By Bobby Cervantes July 7, 2015
Houston Chronicle

Texas Republicans want to know what Texas Democratic Party Chairman Gilberto Hinojosa knew about voter fraud in the Rio Grande Valley when he led the party there in one of the state’s Democratic strongholds.

In a statement Tuesday, Republican Party of Texas Chairman Tom Mechler said Hinojosa “needs to come clean with the people of Texas” about whether he “personally participated in the corrupt practice of using politqueras to commit voter fraud.”
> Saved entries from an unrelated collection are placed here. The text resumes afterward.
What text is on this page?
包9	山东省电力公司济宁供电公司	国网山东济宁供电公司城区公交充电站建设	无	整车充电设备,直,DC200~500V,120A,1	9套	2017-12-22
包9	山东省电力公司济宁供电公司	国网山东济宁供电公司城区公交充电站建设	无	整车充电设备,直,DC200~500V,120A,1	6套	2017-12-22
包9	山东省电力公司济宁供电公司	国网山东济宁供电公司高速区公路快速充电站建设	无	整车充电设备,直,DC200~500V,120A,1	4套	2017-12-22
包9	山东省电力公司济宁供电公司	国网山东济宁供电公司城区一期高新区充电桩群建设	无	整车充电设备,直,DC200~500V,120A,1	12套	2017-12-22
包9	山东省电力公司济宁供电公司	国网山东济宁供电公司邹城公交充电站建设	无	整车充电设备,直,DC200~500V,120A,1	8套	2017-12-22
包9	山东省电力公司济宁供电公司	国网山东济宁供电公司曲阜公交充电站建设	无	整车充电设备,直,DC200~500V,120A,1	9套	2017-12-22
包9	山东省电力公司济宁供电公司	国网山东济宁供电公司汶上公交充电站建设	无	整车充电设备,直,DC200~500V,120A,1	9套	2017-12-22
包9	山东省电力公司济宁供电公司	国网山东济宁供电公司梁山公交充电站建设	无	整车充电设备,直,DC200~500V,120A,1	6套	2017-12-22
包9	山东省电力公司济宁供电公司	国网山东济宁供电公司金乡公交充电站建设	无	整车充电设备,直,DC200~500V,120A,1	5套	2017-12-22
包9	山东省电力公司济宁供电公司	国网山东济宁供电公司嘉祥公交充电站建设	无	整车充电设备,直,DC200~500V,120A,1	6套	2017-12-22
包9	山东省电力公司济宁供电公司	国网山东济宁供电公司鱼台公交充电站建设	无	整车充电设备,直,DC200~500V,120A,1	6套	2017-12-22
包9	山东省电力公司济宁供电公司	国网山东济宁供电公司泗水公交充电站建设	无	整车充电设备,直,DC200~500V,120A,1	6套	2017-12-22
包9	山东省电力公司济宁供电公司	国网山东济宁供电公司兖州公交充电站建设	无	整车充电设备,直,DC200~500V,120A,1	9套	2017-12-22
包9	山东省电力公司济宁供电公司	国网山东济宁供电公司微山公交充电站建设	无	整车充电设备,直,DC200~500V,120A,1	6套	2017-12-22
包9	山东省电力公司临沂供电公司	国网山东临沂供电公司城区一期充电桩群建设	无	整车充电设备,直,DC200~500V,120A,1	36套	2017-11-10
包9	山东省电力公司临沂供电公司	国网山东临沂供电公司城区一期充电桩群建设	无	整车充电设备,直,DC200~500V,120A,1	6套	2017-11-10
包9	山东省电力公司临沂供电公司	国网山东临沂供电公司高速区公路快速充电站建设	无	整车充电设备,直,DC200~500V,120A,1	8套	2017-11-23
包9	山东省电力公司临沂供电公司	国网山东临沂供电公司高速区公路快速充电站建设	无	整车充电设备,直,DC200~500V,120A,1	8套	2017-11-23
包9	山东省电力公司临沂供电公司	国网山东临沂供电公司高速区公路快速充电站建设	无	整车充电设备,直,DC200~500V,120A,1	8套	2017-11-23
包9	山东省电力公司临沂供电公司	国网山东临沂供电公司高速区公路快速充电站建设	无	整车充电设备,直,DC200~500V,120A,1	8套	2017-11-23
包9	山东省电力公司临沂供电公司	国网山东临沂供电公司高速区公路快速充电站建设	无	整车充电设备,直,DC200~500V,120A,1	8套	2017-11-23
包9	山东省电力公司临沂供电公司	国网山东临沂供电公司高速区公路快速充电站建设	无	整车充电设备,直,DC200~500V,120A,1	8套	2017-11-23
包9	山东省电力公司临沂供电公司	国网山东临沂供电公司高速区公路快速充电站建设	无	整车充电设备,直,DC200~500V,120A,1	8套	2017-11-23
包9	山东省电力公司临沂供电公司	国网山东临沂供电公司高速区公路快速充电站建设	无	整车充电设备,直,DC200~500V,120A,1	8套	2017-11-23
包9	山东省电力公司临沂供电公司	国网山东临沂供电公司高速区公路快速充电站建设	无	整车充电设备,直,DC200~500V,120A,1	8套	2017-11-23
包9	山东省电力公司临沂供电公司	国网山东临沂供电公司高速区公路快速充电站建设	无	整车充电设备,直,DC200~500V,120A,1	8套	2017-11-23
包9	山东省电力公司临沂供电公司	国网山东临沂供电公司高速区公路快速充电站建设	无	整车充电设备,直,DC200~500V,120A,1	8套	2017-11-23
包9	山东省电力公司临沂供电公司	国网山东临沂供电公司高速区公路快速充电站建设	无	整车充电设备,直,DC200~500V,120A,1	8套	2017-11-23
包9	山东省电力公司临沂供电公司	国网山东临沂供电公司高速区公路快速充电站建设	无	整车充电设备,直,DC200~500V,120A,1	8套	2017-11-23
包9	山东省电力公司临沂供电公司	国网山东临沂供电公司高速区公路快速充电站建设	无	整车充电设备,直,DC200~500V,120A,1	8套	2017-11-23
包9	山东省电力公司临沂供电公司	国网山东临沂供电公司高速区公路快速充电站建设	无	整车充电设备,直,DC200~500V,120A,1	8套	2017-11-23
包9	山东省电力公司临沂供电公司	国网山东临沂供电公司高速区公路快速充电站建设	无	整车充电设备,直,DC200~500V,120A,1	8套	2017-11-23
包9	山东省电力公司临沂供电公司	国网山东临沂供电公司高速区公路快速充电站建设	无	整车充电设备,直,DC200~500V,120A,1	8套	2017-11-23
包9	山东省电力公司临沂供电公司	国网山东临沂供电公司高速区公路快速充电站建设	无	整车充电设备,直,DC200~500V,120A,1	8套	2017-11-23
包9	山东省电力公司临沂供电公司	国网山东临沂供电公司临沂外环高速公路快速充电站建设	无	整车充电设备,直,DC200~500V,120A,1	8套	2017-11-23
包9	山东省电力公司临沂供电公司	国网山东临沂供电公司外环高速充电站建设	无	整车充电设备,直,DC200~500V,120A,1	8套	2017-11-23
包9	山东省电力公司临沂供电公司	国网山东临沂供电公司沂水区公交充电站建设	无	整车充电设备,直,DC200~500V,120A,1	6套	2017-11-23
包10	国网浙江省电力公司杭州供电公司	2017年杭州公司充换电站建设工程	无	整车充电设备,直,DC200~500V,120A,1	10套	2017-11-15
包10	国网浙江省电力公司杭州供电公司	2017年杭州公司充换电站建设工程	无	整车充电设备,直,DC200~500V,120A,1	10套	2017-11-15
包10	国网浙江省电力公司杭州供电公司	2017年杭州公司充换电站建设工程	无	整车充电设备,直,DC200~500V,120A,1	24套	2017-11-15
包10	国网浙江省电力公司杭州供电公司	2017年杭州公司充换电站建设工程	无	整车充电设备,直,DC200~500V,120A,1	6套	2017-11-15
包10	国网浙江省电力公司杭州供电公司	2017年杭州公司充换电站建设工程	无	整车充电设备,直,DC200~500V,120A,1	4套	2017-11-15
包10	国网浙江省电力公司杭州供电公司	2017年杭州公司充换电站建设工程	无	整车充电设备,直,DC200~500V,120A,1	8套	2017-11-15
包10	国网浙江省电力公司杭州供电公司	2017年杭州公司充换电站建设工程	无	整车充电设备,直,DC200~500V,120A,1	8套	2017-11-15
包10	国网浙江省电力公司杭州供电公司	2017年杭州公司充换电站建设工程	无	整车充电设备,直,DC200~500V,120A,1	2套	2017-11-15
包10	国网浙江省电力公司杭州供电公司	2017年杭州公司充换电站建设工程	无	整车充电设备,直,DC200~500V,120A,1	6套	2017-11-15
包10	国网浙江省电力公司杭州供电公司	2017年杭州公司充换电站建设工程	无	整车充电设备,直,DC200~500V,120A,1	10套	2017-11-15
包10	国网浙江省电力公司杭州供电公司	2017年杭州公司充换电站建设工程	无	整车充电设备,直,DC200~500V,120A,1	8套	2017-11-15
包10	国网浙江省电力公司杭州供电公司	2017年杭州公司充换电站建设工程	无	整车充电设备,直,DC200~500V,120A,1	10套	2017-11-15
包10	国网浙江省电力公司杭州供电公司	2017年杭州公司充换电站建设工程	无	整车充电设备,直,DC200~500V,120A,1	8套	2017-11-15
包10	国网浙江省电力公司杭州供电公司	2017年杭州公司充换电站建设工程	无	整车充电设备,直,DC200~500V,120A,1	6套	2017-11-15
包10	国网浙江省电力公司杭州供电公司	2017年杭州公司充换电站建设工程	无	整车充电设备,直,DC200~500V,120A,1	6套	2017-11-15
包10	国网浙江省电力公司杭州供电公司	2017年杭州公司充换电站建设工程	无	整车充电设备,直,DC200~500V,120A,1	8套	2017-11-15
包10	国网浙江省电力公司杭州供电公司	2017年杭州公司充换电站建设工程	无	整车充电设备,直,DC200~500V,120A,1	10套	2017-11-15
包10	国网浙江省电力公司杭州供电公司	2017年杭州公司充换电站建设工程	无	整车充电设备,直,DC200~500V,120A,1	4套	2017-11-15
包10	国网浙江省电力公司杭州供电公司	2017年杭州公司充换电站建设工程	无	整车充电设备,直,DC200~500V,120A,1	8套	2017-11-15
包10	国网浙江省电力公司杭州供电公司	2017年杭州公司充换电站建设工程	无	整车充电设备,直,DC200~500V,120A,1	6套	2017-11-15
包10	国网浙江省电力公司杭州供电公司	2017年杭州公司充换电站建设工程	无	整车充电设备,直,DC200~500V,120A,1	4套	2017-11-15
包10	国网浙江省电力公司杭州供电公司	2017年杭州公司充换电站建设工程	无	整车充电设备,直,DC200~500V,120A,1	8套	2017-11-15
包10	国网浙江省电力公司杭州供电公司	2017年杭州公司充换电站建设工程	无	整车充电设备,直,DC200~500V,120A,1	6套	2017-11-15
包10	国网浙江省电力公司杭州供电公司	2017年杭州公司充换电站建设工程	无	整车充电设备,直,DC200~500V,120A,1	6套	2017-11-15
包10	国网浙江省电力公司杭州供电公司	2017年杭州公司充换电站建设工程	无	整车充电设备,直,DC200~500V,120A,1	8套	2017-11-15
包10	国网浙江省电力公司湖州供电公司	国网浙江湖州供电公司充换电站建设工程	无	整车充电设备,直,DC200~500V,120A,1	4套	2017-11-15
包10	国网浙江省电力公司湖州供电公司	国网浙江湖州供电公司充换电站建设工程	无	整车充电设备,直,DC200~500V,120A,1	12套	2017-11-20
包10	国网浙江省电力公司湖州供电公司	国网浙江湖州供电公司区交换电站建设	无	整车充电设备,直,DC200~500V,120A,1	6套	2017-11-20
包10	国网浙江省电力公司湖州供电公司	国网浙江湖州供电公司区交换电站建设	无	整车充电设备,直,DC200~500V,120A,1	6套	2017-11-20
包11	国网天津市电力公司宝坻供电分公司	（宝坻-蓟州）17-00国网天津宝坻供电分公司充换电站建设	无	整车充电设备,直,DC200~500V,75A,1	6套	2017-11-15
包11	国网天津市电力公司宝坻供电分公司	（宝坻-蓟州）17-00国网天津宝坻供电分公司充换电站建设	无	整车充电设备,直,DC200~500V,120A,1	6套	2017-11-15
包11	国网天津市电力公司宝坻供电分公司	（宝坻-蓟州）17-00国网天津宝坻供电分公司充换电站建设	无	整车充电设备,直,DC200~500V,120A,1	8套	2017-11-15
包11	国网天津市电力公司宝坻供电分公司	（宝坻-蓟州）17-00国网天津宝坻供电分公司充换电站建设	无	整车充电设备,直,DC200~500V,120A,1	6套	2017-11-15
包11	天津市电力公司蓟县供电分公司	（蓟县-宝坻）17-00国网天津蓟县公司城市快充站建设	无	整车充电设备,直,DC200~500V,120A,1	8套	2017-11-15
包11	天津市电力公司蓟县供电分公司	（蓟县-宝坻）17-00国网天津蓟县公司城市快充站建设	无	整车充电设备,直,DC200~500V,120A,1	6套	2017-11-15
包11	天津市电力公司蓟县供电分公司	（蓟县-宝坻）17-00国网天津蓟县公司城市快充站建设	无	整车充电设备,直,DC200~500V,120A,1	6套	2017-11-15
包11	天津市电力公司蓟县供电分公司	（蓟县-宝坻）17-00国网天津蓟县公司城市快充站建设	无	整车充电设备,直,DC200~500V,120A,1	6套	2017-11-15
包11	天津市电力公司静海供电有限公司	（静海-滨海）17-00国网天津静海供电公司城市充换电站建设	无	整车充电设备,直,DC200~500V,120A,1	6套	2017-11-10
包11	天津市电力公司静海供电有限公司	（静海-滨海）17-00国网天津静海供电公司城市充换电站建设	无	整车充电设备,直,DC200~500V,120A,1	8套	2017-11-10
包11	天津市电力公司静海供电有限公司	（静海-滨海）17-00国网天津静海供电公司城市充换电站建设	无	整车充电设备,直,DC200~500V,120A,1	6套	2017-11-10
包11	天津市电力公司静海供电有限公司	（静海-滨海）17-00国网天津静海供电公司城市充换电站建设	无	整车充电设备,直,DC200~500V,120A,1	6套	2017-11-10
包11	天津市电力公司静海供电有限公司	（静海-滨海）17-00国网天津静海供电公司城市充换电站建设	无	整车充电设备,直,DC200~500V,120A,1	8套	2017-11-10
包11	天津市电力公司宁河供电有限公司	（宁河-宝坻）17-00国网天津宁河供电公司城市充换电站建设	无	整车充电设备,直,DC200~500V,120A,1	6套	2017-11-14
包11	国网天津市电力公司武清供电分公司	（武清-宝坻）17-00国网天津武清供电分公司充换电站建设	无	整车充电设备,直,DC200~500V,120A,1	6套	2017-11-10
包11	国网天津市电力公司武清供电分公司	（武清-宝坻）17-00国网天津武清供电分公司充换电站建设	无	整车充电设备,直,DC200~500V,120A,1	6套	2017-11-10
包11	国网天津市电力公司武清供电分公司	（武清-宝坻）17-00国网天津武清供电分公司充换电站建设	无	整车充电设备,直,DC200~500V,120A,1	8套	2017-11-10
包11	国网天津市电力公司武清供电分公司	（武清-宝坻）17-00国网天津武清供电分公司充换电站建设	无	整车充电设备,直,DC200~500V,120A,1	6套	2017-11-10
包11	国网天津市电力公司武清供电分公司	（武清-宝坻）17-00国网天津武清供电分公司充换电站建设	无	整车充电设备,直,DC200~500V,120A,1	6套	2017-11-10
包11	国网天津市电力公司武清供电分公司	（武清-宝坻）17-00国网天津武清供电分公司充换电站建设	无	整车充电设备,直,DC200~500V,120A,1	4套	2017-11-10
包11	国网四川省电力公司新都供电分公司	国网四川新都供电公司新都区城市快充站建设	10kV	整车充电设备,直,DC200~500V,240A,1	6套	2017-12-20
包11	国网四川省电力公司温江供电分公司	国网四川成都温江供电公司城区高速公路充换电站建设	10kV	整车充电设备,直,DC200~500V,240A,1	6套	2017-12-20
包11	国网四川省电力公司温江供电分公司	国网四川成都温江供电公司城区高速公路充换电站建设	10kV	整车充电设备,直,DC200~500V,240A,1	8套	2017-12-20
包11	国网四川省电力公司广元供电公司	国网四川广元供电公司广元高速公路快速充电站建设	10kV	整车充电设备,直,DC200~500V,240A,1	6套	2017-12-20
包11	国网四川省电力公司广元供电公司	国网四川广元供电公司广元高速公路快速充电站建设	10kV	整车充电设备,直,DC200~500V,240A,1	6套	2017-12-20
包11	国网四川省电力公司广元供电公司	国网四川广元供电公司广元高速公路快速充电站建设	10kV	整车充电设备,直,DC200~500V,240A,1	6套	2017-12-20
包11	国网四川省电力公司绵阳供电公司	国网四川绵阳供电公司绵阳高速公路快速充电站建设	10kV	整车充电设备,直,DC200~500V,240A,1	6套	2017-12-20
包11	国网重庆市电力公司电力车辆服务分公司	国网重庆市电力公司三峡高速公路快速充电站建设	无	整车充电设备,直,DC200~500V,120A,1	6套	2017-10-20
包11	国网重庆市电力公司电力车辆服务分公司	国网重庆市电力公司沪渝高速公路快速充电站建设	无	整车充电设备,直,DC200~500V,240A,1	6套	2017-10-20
“Voters deserve to know whether Chairman Hinojosa knowingly oversaw institutional voter fraud or if he simply turned a blind eye to fraudulent practices that were routinely committed by Democrat candidates in South Texas,” Mechler said.

The statement followed an NPR story that chronicled the rise and prevalence of so-called “politiqueras” that candidates, nearly all Democrats, in the Rio Grande Valley have used to corral votes and win local elections. The article cited a 2013 U.S. Department of Justice finding that more public officials were convicted for corruption in South Texas than in any other region in the country, prompting the creation of an anti-corruption task force within the FBI.

Mechler also slammed Hinojosa for his party’s focus on repealing the state’s stringent Voter ID law, calling it “comical that Chairman Hinojosa runs all over the state denouncing Voter ID, when the FBI is investigating voter fraud in his backyard.”

In 2007, Hinojosa was the elected chairman of the Cameron County Democratic Party before he came to lead the state party as chairman. He could not be immediately reached for comment.